どうにか冒険者として暮らしていけないものか。どういう人なら冒険者になれるんだろうか?何か抜け道がないものか…そこを聞いてみた。


「…止めはしませんが、多くの人はステータスでどうするかを決めるでしょうね」



 ステータス?

 念じれば出るらしいが。




出ろ!……えーともう一回、出ろ!!


ハフリ ユメ

役割【神巫】

Lv:1

HP50/50

MP50/50

筋力:50

魔力:50

速度:50

防御:50

抵抗力:50

【スキル】

:【剣術】Lv.1【経験値アップ】Lv.1

 

 うわ出た。目の前にホログラムのように浮き上がってみえる。


 「これも知らないんですね?ステータスというのは、自分の能力を簡単に示したり、見たりできるものです。」


 それはパッと見でわかるよ。


 この、【スキル】とか、っていうのは。


 「それはですね。……何ですか?」


 メムが時計を指さしている。


 「お話の途中で悪いですけど、そろそろやばい時間かもですよ。私も行くんで、準備して待ってたんですけど……」


 上海はそれを聞いて焦りだす。全く忘れてしまっていたんだろう。


 「あああ、えーと、メム、鞄はありますか。それと……」


 バタバタと準備をし始める。腕が六本あって絡まないのかと思っていたが、どうやらちょこちょこ絡むらしい。

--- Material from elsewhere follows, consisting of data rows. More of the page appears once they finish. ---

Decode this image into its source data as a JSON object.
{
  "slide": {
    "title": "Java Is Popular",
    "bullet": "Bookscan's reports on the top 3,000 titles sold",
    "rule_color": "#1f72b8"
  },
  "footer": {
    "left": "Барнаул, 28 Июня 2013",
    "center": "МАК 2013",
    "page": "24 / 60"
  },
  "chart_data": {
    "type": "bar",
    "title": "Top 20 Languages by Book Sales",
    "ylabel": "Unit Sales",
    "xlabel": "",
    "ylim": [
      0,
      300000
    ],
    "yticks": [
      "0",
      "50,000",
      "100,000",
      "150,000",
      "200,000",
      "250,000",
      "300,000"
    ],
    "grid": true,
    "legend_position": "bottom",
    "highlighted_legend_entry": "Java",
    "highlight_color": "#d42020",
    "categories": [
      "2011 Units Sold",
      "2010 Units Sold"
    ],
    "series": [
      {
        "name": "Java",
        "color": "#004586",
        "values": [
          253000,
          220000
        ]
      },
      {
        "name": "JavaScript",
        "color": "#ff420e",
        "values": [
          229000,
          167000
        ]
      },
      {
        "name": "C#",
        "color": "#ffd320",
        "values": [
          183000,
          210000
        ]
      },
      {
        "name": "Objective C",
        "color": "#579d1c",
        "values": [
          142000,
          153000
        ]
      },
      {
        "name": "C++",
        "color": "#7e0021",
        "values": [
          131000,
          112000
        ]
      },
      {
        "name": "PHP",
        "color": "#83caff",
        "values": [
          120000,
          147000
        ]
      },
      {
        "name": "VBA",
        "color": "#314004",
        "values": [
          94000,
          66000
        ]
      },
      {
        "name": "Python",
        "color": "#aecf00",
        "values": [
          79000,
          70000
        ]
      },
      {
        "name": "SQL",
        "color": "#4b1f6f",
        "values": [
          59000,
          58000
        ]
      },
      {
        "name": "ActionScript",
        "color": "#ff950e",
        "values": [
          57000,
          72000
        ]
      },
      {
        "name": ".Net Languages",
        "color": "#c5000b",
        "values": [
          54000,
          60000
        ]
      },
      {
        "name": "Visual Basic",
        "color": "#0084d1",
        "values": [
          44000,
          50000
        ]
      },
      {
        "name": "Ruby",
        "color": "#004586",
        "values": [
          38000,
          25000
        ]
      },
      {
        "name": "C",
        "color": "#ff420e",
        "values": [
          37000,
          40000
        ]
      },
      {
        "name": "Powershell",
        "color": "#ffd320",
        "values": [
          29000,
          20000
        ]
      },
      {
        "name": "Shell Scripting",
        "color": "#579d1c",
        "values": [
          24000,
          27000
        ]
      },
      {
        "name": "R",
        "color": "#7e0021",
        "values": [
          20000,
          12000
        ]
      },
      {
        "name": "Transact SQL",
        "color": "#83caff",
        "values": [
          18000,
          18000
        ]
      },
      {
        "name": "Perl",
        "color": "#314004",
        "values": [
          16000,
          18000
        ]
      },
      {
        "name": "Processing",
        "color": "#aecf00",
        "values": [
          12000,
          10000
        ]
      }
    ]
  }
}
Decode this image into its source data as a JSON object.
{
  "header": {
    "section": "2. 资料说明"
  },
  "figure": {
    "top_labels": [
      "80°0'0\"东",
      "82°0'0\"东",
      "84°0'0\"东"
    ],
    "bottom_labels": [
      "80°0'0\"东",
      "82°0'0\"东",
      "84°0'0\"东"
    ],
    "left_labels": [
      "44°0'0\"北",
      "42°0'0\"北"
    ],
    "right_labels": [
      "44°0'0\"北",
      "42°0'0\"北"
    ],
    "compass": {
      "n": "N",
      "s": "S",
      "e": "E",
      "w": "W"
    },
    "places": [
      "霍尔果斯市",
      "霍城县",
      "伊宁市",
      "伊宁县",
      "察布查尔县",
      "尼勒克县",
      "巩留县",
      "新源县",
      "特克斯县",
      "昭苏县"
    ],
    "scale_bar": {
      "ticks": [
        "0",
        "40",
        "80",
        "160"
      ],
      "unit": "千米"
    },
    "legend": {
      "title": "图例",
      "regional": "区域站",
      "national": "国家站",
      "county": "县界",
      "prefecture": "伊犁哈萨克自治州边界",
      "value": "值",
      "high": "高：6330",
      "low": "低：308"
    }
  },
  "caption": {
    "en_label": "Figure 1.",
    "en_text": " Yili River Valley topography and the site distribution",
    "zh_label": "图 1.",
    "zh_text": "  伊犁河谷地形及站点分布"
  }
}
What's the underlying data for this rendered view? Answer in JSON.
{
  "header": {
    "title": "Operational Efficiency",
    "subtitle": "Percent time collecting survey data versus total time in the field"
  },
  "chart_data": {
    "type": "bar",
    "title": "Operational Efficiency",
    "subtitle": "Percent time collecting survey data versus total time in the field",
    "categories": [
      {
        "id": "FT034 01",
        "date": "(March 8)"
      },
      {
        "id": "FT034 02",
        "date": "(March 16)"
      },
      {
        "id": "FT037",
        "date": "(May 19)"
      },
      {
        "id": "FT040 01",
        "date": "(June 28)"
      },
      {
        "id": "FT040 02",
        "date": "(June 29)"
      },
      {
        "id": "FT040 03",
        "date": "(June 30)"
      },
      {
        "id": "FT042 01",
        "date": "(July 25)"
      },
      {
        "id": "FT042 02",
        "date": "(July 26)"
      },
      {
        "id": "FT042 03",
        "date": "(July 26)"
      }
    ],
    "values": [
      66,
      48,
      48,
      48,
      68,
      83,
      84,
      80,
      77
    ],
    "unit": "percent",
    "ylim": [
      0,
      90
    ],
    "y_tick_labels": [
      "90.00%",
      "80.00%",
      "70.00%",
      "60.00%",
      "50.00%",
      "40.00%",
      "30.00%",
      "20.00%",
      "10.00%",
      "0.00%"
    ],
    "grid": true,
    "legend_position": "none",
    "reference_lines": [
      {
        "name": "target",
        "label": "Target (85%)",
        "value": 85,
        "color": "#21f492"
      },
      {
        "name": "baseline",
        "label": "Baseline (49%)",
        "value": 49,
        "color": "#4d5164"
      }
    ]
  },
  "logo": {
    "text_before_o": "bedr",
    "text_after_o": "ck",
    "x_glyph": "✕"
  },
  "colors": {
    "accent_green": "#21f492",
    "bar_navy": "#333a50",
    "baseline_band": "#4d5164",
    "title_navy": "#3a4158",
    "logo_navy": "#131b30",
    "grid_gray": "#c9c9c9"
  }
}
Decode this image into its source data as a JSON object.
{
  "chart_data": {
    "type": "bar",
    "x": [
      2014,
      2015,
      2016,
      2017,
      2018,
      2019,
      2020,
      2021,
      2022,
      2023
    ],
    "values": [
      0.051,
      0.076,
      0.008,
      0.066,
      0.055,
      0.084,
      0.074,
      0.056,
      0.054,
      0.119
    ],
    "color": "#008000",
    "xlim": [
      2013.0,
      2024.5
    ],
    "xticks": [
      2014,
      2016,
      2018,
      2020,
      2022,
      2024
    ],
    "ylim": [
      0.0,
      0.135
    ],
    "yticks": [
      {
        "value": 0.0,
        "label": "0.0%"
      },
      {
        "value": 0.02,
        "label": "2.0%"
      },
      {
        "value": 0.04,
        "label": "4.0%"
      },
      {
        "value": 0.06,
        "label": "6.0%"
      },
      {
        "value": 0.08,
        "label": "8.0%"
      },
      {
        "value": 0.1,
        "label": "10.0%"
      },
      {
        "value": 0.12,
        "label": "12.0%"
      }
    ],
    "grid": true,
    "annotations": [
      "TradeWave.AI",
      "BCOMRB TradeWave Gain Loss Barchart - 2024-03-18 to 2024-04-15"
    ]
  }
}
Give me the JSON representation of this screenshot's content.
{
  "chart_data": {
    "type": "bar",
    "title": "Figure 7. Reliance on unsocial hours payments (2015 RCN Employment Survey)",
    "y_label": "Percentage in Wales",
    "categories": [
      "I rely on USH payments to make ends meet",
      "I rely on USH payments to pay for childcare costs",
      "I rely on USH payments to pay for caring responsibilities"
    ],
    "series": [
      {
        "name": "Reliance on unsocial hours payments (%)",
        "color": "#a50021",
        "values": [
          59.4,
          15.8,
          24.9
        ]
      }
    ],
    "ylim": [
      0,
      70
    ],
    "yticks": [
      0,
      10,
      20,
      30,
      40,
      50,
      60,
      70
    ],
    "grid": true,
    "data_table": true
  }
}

 「あ。えーと、祝子さん。大変でしたでしょうから、数日間はギルド内の寮にいて構いません。あとは、そこのギルド員に説明してもらってください。それでは。」


 急いで出ていってしまった。メムも引き続いて出ていってしまったが、去り際に、


 「祝子ちゃん、今後大変だと思うから、少ないけどこれ……」


 といって、紙幣を数枚ほどくれた。


 上海といいメムといい、優しいな。ありがたくいただこう。

 

 その後、ギルド員に案内してもらって、ギルド内の宿についた。


「ここがギルド社員用の宿直室だよ。シャワー室は部屋に備え付けで、食事は食堂に行ったらもらえるよ。このゲスト用のキーがあれば受け取れるんで、そうしてね。」


 


 わたしの泊まる予定の部屋は大体4畳くらいで、机とベッド、ユニットバスが併設のようだ。部屋に入って、ベッドに座って今後について考えようとしたが、疲れてたんだろうか、そのまま寝てしまった。